I made a half-assed effort to find another agent, but by this time I’d done my research on what happens after you get a contract, so my enthusiasm was somewhat lacking. Kept on writing, though. About a year ago I’d learned self-publishing an e-book was less odious than carrying hod up a ladder, and looked into having Wild Bill formatted. All that time I kept on writing, though I had started taking summers off.
Now what I have, in addition to Wild Bill and Worst Enemies (available on Thursday for a paltry $2.99; you had to know you couldn’t get through this without more shameless self-promotion) I now have five books gathering dust on my hard drive, plus enough shorts and flash pieces for a collection, and the work-in-progress. I figure I can keep writing at my current leisurely pace for four more years before I get caught up, assuming I drop a book every six months.
Not that I’m OCD, or anything.
Rest assured, the quality of my writing (such as it is) will not suffer. (I know some people are thinking, “How would we notice?”) I’m dedicated to producing the same level of entertainment for a measly $2.99 per installment. Two ninety-nine, folks. I looked it up on the Internet and was shocked to learn that’s less than three bucks!
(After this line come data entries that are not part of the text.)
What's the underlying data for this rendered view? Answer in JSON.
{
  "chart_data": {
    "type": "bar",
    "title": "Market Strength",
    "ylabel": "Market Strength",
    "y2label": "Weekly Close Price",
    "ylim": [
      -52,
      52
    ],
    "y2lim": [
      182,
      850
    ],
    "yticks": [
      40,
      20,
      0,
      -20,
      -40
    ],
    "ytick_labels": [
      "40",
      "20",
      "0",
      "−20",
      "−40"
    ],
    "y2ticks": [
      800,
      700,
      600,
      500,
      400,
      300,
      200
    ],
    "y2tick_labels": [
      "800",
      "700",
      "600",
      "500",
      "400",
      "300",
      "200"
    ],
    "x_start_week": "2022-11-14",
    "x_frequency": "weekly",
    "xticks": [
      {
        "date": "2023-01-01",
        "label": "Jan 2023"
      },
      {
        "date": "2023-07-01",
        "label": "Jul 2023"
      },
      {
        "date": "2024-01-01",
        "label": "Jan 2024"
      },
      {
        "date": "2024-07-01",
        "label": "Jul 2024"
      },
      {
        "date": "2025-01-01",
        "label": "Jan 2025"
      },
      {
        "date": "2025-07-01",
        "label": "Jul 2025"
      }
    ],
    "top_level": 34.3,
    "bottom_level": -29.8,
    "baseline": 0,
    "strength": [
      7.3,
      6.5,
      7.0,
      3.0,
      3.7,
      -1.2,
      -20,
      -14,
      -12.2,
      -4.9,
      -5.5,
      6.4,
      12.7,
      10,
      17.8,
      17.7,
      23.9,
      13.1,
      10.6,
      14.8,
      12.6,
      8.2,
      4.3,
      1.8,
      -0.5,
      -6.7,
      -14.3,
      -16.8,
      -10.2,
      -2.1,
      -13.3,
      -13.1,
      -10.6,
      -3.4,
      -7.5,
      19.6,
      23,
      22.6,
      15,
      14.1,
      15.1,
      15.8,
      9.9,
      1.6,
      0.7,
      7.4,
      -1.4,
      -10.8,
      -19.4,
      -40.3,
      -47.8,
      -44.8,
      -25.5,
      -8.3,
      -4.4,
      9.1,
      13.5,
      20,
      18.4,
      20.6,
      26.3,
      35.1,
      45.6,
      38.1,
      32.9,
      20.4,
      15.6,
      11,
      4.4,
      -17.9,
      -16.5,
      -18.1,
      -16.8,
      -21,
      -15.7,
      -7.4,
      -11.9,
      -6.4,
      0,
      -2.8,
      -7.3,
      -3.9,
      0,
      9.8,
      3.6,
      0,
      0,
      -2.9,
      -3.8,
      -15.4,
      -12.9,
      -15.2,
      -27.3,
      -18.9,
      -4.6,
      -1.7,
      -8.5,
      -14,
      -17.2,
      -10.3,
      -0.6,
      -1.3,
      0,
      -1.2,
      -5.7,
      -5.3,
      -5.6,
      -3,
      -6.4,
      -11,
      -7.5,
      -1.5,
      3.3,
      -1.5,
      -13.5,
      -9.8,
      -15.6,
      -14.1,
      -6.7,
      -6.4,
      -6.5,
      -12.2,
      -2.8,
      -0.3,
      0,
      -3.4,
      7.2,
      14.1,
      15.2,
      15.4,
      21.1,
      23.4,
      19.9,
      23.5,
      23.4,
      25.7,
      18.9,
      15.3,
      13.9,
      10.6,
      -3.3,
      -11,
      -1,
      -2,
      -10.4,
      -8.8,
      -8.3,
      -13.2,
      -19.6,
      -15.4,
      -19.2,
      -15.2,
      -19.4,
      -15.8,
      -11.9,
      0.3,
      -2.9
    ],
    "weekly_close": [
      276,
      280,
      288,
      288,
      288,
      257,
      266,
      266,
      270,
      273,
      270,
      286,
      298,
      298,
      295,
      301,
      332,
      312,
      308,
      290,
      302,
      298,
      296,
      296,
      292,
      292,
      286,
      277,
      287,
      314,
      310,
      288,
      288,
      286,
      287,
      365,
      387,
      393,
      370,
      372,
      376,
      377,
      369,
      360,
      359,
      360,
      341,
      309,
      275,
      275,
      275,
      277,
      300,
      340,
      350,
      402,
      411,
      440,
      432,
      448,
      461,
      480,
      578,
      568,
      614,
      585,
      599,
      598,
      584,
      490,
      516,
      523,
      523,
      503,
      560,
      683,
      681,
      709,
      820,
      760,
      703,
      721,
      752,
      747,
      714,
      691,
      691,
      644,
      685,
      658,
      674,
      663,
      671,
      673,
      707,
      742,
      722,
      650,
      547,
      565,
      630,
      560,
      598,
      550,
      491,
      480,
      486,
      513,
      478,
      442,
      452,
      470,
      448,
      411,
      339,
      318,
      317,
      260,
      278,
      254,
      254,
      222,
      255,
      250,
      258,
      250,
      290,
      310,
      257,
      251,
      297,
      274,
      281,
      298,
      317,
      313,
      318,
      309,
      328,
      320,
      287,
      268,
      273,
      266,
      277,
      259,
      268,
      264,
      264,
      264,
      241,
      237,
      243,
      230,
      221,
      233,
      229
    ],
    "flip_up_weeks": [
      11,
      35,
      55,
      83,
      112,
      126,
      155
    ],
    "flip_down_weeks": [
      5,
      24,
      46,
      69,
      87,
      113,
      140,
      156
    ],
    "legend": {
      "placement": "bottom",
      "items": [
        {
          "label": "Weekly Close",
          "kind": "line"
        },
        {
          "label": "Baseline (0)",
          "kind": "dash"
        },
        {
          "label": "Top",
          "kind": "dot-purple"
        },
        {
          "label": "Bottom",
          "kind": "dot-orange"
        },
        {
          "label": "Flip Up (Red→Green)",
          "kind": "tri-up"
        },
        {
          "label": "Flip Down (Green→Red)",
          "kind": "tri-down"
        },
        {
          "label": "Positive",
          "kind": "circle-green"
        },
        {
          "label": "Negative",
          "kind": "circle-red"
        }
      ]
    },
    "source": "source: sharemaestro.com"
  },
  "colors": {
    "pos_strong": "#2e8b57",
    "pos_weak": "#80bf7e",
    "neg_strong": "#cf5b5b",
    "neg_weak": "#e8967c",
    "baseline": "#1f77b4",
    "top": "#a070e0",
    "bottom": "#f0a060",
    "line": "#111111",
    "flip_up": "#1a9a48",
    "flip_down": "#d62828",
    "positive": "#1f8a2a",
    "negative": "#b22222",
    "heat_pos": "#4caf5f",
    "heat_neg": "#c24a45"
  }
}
With summer approaching, no one wants to damage their e-reader with beach sand; beaches are for paper books. That’s why Worst Enemies is available now, so you can get it read and go on with your summer without worrying about the Three Esses ruining your expensive Kindle: sand, salt, and sea gulls.
Some day you’ll thank me for it.
2 comments:
I suppose it is better for us that we have ebooks now. But perhaps not. I can't decide whether it leads to more disappointments or less.
I vote for less. I can now bite off as much as I want, on my own schedule. No one is telling me how great something is going to be if I cut this, merge these two characters, change the ending, or spend my advance on promotion, then not have it work out. I do what i want, when I want, and it works out, or I doesn't. Given reasonable expectations, my odds are pretty good.